Un soldat français tué, trois autre grièvement blessés par le Hezbollah au Liban : une mort qui s’inscrit dans une longue histoire d’attentats islamistes sanglants contre la France
La mort d’un soldat français au Liban, tombé dans une embuscade tendue par les milices chiites, rappelle brutalement, à ceux qui n’en avaient pas encore pris conscience, que la présence militaire française dans la région reste exposée à des risques majeurs. Loin d’être un événement isolé, cet épisode s’inscrit dans une histoire plus large d’attentats sanglants perpétrées par la milice chiite irano-libanaise contre la France.
Le 18 avril 2026, le sergent-chef parachutiste Florian Montorio, engagé au sein de la Force intérimaire des Nations unies au Liban (FINUL), a été tué dans le sud du pays. Trois autres militaires français ont été blessés. Dont deux grièvement.
Macron, sorti pour un temps de sa torpeur neutraliste, mais très complaisante à l’égard de Téhéran, exige que toute la lumière soit faite sur les circonstances de cette attaque. Ce qui ne changera rien au problème, l’armée libanaise n’étant pas en mesure, on le vérifie tous les jours, de s’opposer aux milices du Hezbollah.

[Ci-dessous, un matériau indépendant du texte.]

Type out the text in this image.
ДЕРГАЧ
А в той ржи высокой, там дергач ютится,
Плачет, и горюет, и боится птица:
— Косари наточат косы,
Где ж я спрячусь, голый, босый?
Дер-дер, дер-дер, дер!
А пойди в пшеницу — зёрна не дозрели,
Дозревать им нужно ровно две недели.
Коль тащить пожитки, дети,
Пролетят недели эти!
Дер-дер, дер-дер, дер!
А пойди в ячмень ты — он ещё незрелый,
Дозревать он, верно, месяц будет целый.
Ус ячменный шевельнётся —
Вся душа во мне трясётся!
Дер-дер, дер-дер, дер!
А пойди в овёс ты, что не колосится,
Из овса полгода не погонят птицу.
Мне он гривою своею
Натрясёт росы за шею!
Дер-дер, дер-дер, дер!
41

La France est engagée au Liban depuis 1978 dans le cadre de la FINUL, une mission de maintien de la paix (sic) destinée à stabiliser la frontière entre Israël et le Liban. Cette présence n’a jamais été sans danger. Depuis sa création, la mission a coûté la vie à de nombreux soldats français, illustrant la complexité du terrain et la multiplicité des acteurs armés.
La mort de Florian Montorio n’est pas un cas isolé. Depuis sa création par l’Iran dans les années 1980, le Hezbollah a été impliqué dans plusieurs attentats visant des intérêts occidentaux, notamment ceux de la France. Dès 1983, un double attentat suicide contre la force multinationale à Beyrouth fait 58 morts parmi les paras français (au rang desquels nous comptions tant de camarades). Cet événement tragique reste l’une des attaques les plus meurtrières contre l’armée française depuis la Seconde Guerre mondiale.
Dans les années 1980, le Hezbollah nous a tué un ambassadeur et kidnappé plusieurs ressortissants français au Liban dans le cadre de prises d’otages à répétition.
Dans le cas de la FINUL, les soldats français font partie des contingents les plus actifs, ce qui les expose davantage aux attaques ou aux incidents sur le terrain. Plus largement, cette attaque souligne les limites et les risques des opérations de maintien de la paix dans des zones où les lignes de front sont floues et les acteurs multiples. Avec, de surcroît, une politique étrangère macronienne devenue illisible.